Legal & General added: “[Legal & General Asset Management] has significant market share of the UK pensions industry, which supports the growth of our other divisions – e.g. conversion of our strong Defined Benefit (DB) client relationships into buy-out partners for Institutional Retirement.

“Private markets will be a major driver of Asset Management growth both directly in L&G and through our origination partners. We can access and originate differentiated investment opportunities in private credit, real estate and infrastructure for our clients and for our annuity balance sheet as it grows.”

Looking ahead, Legal & General aims to expand its private markets platform, targeting £85bn of assets under management by 2028. As at 30 June 2024, it held £52bn in the asset class.

The firm launched its L&G Private Markets Access fund for DC investors at the beginning of last month.

“Our private markets platform is well positioned to match our strong multi-sector investment propositions and continues to strengthen its operational capabilities to support the growing global demand for our products,” Legal & General stated.

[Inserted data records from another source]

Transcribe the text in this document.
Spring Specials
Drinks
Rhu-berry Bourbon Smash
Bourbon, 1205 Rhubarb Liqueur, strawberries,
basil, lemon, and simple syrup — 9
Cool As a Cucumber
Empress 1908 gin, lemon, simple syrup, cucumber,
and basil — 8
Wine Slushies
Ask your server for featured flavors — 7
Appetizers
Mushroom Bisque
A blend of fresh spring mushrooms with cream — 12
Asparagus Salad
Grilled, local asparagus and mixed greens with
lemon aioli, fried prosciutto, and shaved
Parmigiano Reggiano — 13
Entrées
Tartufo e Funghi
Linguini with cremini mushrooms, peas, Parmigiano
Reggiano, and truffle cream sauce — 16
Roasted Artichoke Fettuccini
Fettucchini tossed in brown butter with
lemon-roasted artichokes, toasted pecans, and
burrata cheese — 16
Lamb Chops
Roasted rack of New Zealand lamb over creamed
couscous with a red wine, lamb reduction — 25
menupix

‘A positive set of results’

Quilter Cheviot equity research analyst Tom Gilbey said it was a “positive set of results” because Legal & General’s core operating profits were 2% above market expectations. They rose to £849m over the period – up 0.5% compared to last year.

Its aims to create a “simpler and better-connected business” have been costly, according to Gilbey, who said the increased costs of combining the departments has weighed on profitability.

“The decline in asset management’s operating profit reflects increased investment in modernising the platform and driving growth, as announced at the capital markets event,” he added.

“Revenues in this division have risen, signalling a positive direction. This business not long ago brought together LGIM and LGC to create a single, global, public and private asset manager.”

The change triggered several senior members at the investment management business to leave, including CEO Michelle Scrimgeour and head of wholesale distribution Steven de Vries.

See also: LGIM promotes Ben Cherrington to head of UK wholesale

But with teething issues out of the way, Gilbey said Legal & General is “poised for solid future growth,” with the firm aiming to grow operating profit by 6-9% annually by 2027.

Phil Smart, partner and UK head of insurance and investment management at KPMG – the accountancy firm that built the half-year report – echoed the same sentiment, stating that concerns surrounding the change in strategy have largely receded.

“Nothing has come to our attention that causes us to believe that the directors have inappropriately adopted the going concern basis of accounting, or that the directors have identified material uncertainties relating to going concern that have not been appropriately disclosed,” he said.